Lou came out to Val Kilmer’s ranch with Laurie to get away and take off to Mexico. At that time I had finished working on Val’s big tree-house project and I’d come up with this idea for building a stone house off of this cliff that looked out over a river. So I started working on that, but then Val was like, “This is awesome but I’m running out of money.” I said, “That’s cool.” So I went back to New York to hang out with my daughter Petra. That’s when he called me and said, “You’re not going to believe who’s here!” I’m like, “Who?” He said, “Lou Reed and Laurie Anderson are having dinner in your tree house tonight!” I go, “Well, do they like it?” He said, “They love it! You gotta get back out here.” So I got on a plane the next day and shot back to Albuquerque and drove out to Val’s ranch on the Pecos.

Every night for the next seventeen nights we had dinner in the ranch house: Lou and I always sat opposite each other. It would be like Laurie and Val and Val’s assistant and Lou and me. We sat around and bounced ideas about everything in our brains. Most of it was fun. We talked about Andy Warhol, we talked about the New York scene, about sound quality. We just went through it all. There were many super-fun moments, but during these dinners we had three huge arguments. And those nights were like, ahhh!

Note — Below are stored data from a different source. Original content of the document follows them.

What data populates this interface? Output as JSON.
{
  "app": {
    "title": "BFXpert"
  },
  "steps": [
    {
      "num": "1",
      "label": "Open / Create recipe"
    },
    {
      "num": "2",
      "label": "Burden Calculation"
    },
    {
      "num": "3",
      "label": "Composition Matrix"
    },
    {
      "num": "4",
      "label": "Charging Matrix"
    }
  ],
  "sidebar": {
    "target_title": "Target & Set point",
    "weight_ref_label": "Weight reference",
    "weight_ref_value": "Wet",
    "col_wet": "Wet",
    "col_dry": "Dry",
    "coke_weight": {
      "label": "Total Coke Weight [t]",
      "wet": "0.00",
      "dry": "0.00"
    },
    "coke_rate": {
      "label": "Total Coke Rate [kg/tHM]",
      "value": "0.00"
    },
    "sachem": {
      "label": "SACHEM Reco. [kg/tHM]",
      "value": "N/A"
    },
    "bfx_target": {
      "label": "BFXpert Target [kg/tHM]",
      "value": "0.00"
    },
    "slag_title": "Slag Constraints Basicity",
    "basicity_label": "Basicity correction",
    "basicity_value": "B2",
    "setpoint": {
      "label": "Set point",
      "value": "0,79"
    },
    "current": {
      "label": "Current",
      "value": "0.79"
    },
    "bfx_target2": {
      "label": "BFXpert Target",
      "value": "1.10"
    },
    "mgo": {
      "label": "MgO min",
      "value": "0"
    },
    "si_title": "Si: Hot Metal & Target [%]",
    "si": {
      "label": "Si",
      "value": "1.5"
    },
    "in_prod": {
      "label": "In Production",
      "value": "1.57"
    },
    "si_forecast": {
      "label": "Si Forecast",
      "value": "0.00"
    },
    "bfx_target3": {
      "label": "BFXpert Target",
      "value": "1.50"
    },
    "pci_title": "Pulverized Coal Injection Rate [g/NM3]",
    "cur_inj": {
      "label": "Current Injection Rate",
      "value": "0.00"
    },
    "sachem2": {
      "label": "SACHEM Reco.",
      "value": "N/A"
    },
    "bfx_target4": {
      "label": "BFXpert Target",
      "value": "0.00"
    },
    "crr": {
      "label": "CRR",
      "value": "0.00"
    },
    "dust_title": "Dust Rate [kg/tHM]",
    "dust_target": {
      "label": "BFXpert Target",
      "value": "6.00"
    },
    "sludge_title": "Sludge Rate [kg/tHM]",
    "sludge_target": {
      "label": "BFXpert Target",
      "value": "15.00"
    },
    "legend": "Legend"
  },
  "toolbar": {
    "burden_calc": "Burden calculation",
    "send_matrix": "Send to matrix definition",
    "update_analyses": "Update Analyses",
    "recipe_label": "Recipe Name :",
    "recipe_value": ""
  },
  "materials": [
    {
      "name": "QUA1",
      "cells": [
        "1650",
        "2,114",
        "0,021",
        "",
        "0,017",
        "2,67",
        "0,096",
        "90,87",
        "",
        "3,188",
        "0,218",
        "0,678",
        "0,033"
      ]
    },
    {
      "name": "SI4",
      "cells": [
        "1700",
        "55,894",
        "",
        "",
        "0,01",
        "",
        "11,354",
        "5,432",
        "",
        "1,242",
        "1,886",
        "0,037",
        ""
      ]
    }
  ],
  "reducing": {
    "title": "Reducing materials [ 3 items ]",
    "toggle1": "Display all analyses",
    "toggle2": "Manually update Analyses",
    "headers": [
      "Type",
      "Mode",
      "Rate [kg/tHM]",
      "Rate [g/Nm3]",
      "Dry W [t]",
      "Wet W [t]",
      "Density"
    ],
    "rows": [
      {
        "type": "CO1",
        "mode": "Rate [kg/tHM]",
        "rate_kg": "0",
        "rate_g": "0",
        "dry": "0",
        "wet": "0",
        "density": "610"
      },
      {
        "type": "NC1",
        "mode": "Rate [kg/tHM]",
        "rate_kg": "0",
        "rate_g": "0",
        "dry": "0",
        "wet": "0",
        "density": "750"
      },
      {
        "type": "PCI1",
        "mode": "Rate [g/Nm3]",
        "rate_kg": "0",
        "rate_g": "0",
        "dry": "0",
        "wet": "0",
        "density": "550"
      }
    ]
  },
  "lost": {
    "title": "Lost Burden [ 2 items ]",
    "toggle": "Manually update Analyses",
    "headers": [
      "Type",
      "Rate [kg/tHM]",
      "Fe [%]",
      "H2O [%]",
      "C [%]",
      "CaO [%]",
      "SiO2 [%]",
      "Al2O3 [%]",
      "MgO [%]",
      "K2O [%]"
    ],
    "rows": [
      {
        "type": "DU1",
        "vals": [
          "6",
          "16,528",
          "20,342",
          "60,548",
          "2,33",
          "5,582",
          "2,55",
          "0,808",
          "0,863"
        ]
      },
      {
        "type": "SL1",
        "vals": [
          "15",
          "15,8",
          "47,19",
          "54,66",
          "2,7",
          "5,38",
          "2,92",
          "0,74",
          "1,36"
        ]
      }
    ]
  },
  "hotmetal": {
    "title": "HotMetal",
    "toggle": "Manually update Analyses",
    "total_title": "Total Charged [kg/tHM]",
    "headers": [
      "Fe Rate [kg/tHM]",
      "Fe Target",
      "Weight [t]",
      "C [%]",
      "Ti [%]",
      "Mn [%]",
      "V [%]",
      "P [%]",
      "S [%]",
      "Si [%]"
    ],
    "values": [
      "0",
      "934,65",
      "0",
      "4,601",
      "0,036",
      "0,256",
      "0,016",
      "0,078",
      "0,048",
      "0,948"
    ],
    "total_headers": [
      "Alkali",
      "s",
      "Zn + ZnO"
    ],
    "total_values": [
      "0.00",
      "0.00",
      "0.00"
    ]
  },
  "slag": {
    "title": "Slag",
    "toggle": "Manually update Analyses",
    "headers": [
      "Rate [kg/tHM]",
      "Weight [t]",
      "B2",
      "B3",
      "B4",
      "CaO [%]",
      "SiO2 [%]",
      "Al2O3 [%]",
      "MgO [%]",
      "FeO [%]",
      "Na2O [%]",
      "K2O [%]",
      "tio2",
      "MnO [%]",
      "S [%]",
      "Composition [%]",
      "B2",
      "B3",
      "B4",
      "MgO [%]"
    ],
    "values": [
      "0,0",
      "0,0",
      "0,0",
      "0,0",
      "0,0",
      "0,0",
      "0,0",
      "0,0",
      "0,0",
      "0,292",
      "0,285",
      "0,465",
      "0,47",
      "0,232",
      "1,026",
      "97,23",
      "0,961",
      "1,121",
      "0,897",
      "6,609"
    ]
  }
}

It started when I said something about a guy who had almost killed Laurie. Lou was like, “I hate that motherfucker.” He would get so mad because this person dragged Laurie out on a very intense trip across the Himalayas. She got super-ill because she couldn’t take the oxygen level, but he kept pushing her. This guy’s a very good friend of mine so I was trying to defend him. I’m like, “He’s not such a bad person.” Lou was like, “Fuck you! He almost killed the love of my life!”

The next time we got into an argument it was about Kenneth Anger. I thought Anger was a really great, revolutionary filmmaker, but it turned out that Lou hated him, and he got really pissed at me. Laurie would always try to cool things out or make light of it, rolling her eyes and laughing quietly.

The third one began when I didn’t know what a big fan he was of James Dean, and I brought up the fact that there was a lot of information that James Dean was gay. When he died in his ’53 Porsche, they found little burn marks all over his chest. Back in those days in gay bars, people would be like, “Hey, put out a cigarette on my chest.”

Lou got so mad: “James Dean? Are you fucking kidding me?”

He said, “Roderick, I asked Laurie how old you are and she said you’re 14.” He loved James Dean and was really pissed. I don’t think it was because he was gay, I think I was saying something he just didn’t believe. I guess there were certain triggers. He’s like, “Fucking Roderick!” And then I always backed down because it’s Lou Reed staring at me across the table. [If you want to know where Lou sat with Dean, check out “Walk on the Wild Side (Bertallot Radio Mix)”, track 18, on that essential Reed-curated compilation, NYC Man.]

Before we left, Lou was like, “Roderick, you’re going to call me when you get back to New York, right? I got to get out of here.” I’m like, “Yeah, sure I’ll call you.” But after they left, I started thinking it was like a summer romance. He was nice to me at the dinner table, but I mean, come on, this was Lou Reed. So a month went by and then he called me one night. He said, “Roderick, what the fuck is going on?”